Surrounding the gardens is a never-ending bazaar with bustling souvenir and countless food stops offering many delights including the famous dumplings. It was very entertaining watching the tourists haggle. I would love to see Mrs McCollom and the staff at St Augustine’s haggle for some bargains!
Our next stop was Xintandi in the French Concession. It was like stepping into a completely different world compared to the gardens as the buildings were modern and very up-market. There were many big brand famous stores such as Tiffany and Gucci – a little over-priced for my budget!
Our final stop was a photo opportunity beneath the famous Oriental Pearl Tower. The 468m tripod with huge metalic spheres known as the space modules is one of my favourite buildings and is a symbol of the city that excites the imagination and attracts thousands of visitors year-round.
This morning, all of the teachers from the UK were invited to observe two Chinese teachers teacher fraction lessons. They were very brave as there were over 100 of us learning from them as they demonstrated strategies of how to place fractions on a number line. It was very interesting and after the lesson we had the opportunity to discuss the lessons including time to ask questions and considering how we could teach using similar strategies in the UK.

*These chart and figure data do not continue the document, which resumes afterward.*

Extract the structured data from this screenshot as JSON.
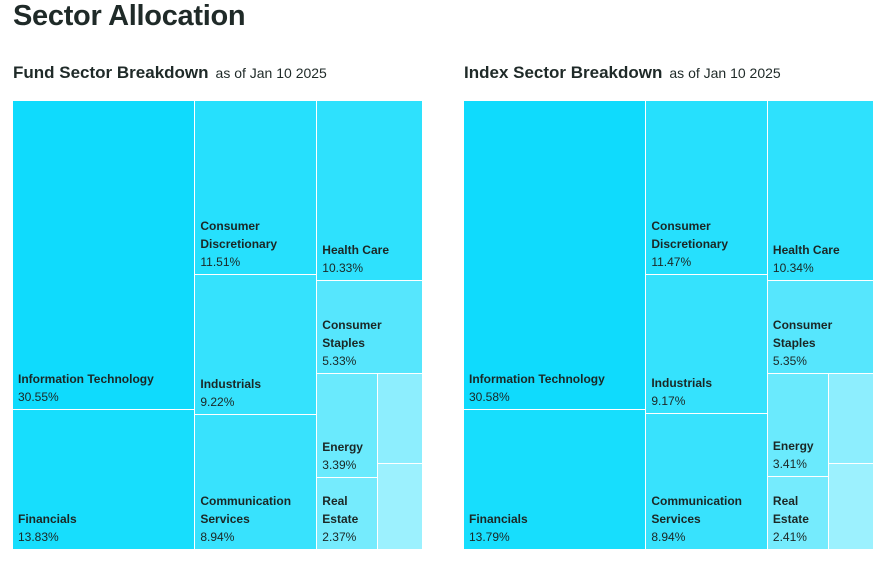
{
  "title": "Sector Allocation",
  "chart_data": [
    {
      "type": "treemap",
      "title": "Fund Sector Breakdown",
      "subtitle": "as of Jan 10 2025",
      "sectors": [
        {
          "name": "Information Technology",
          "value": 30.55,
          "value_label": "30.55%",
          "color": "#0fdbfd"
        },
        {
          "name": "Financials",
          "value": 13.83,
          "value_label": "13.83%",
          "color": "#17defd"
        },
        {
          "name": "Consumer Discretionary",
          "value": 11.51,
          "value_label": "11.51%",
          "color": "#26e0fd"
        },
        {
          "name": "Industrials",
          "value": 9.22,
          "value_label": "9.22%",
          "color": "#35e2fd"
        },
        {
          "name": "Communication Services",
          "value": 8.94,
          "value_label": "8.94%",
          "color": "#38e2fd"
        },
        {
          "name": "Health Care",
          "value": 10.33,
          "value_label": "10.33%",
          "color": "#2ee1fd"
        },
        {
          "name": "Consumer Staples",
          "value": 5.33,
          "value_label": "5.33%",
          "color": "#56e6fd"
        },
        {
          "name": "Energy",
          "value": 3.39,
          "value_label": "3.39%",
          "color": "#6aeafd"
        },
        {
          "name": "Real Estate",
          "value": 2.37,
          "value_label": "2.37%",
          "color": "#75ebfd"
        },
        {
          "name": "",
          "value": 2.2,
          "value_label": "",
          "color": "#8deefe"
        },
        {
          "name": "",
          "value": 2.1,
          "value_label": "",
          "color": "#9cf1fe"
        }
      ]
    },
    {
      "type": "treemap",
      "title": "Index Sector Breakdown",
      "subtitle": "as of Jan 10 2025",
      "sectors": [
        {
          "name": "Information Technology",
          "value": 30.58,
          "value_label": "30.58%",
          "color": "#0fdbfd"
        },
        {
          "name": "Financials",
          "value": 13.79,
          "value_label": "13.79%",
          "color": "#17defd"
        },
        {
          "name": "Consumer Discretionary",
          "value": 11.47,
          "value_label": "11.47%",
          "color": "#26e0fd"
        },
        {
          "name": "Industrials",
          "value": 9.17,
          "value_label": "9.17%",
          "color": "#35e2fd"
        },
        {
          "name": "Communication Services",
          "value": 8.94,
          "value_label": "8.94%",
          "color": "#38e2fd"
        },
        {
          "name": "Health Care",
          "value": 10.34,
          "value_label": "10.34%",
          "color": "#2ee1fd"
        },
        {
          "name": "Consumer Staples",
          "value": 5.35,
          "value_label": "5.35%",
          "color": "#56e6fd"
        },
        {
          "name": "Energy",
          "value": 3.41,
          "value_label": "3.41%",
          "color": "#6aeafd"
        },
        {
          "name": "Real Estate",
          "value": 2.41,
          "value_label": "2.41%",
          "color": "#75ebfd"
        },
        {
          "name": "",
          "value": 2.2,
          "value_label": "",
          "color": "#8deefe"
        },
        {
          "name": "",
          "value": 2.1,
          "value_label": "",
          "color": "#9cf1fe"
        }
      ]
    }
  ]
}
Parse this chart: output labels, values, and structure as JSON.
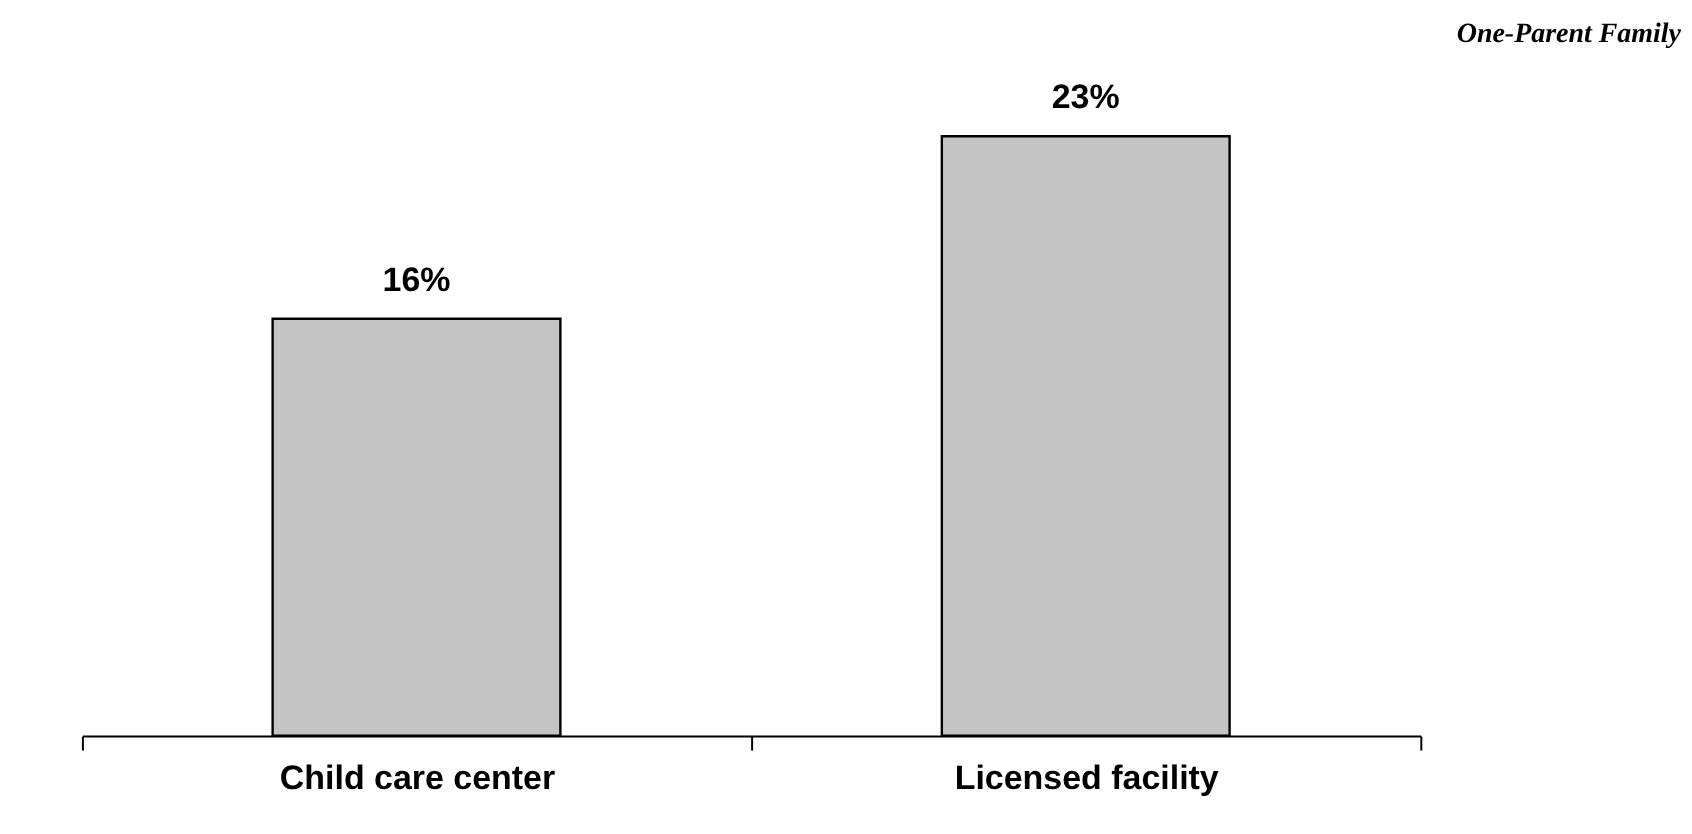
{
  "chart_data": {
    "type": "bar",
    "title": "One-Parent Family",
    "categories": [
      "Child care center",
      "Licensed facility"
    ],
    "values": [
      16,
      23
    ],
    "value_labels": [
      "16%",
      "23%"
    ],
    "color": "#c4c4c4"
  }
}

After our Sunday morning lesson, some of the Chinese teachers took us out of the city to Zhujiajiao, a Water Town known as Shanghai’s Venice with unique old bridges across bubbling streams, small rivers shaded by willow trees, and houses with small courtyards. It was built almost 1,700 years ago and once again I was taken aback by its beauty and tranquillity as we enjoyed a leisurely stroll meandering in and out of Ming-dynasty style buildings. There are many bridges that allow you to cross the small canals including the largest and most famous of these bridges Fangsheng Bridge, or the ‘setting the fish free bridge’, where locals come to release fish into the water for good luck. When we stood on the bridge we could see a small historic temple, they are dotted all over the city and are a great reminder of the rich cultural and religious heritage of China. Wow!
After a great weekend, we are off for an early night as we have a 2 hour journey to our new school in the morning located in the countryside – we’ve been advised to wrap up due to the weather forecast being very cool where the school is located.
Hope you are all having a great weekend in the UK.
I wish we could arrange a huge school trip for you all to visit China and meet children your age!